By | November 17, 2016

[UPDATE, March 10, 2017: FairFly completed integration with Travelport’s Galileo global distribution system.]

Price assurance has taken root in corporate travel. TripBam and Yapta, especially, have made serious inroads. Another airfare reshopping firm, FairFly also is building a business on travel price volatility. These specialists are compiling huge data repositories. For travel managers, this may represent newfound power. They can watch (and maybe influence) traveler booking behavior. In some cases they also can benchmark against peers and perhaps negotiate better deals with suppliers.

TripBam is tinkering with a hotel rate benchmarking tool for clients. Yapta announced enhanced airfare and hotel rate analytics.

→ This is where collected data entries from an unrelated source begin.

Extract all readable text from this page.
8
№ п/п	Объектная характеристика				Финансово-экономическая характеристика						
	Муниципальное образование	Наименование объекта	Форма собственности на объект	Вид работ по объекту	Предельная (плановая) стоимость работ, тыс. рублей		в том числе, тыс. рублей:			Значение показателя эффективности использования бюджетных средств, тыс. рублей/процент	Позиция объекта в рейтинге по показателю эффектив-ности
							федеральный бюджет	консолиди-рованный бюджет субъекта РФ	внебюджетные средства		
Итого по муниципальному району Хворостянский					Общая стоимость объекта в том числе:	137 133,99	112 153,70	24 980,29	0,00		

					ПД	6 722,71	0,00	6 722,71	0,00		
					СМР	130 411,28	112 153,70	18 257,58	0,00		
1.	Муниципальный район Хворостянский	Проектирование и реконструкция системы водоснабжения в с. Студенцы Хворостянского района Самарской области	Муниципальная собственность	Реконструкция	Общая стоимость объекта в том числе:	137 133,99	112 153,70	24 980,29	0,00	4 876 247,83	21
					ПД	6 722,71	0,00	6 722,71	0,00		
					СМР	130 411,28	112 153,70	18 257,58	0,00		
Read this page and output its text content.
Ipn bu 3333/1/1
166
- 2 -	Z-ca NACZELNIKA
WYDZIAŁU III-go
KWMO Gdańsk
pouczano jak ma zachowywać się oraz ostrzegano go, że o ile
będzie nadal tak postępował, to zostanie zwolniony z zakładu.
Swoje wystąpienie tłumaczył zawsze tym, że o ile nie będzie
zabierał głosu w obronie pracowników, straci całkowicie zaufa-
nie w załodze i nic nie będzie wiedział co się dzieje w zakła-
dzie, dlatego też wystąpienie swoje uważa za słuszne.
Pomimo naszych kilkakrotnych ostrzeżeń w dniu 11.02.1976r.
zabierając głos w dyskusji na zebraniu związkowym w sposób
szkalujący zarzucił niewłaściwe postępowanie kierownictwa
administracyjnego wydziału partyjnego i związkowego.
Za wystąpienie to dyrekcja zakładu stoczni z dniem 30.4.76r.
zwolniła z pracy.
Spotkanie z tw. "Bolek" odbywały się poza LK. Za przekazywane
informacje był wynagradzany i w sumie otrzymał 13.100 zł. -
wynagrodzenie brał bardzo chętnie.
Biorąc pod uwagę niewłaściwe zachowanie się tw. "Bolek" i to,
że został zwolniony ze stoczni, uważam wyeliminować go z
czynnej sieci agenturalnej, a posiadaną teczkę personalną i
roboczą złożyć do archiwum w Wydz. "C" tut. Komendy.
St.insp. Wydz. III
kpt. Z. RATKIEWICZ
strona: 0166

FairFly also furnishes detailed data to users. These purveyors say they strive to provide transparency for customers.

TripBam already offers a portal showing user activity. CEO Steve Reynolds said customers want more. In particular, they want to know how their hotel rates compare with the rest of the TripBam universe. The company now is preparing those comparisons, by market, by star rating and by individual property. Some clients are testing now and Reynolds expects wider availability next year.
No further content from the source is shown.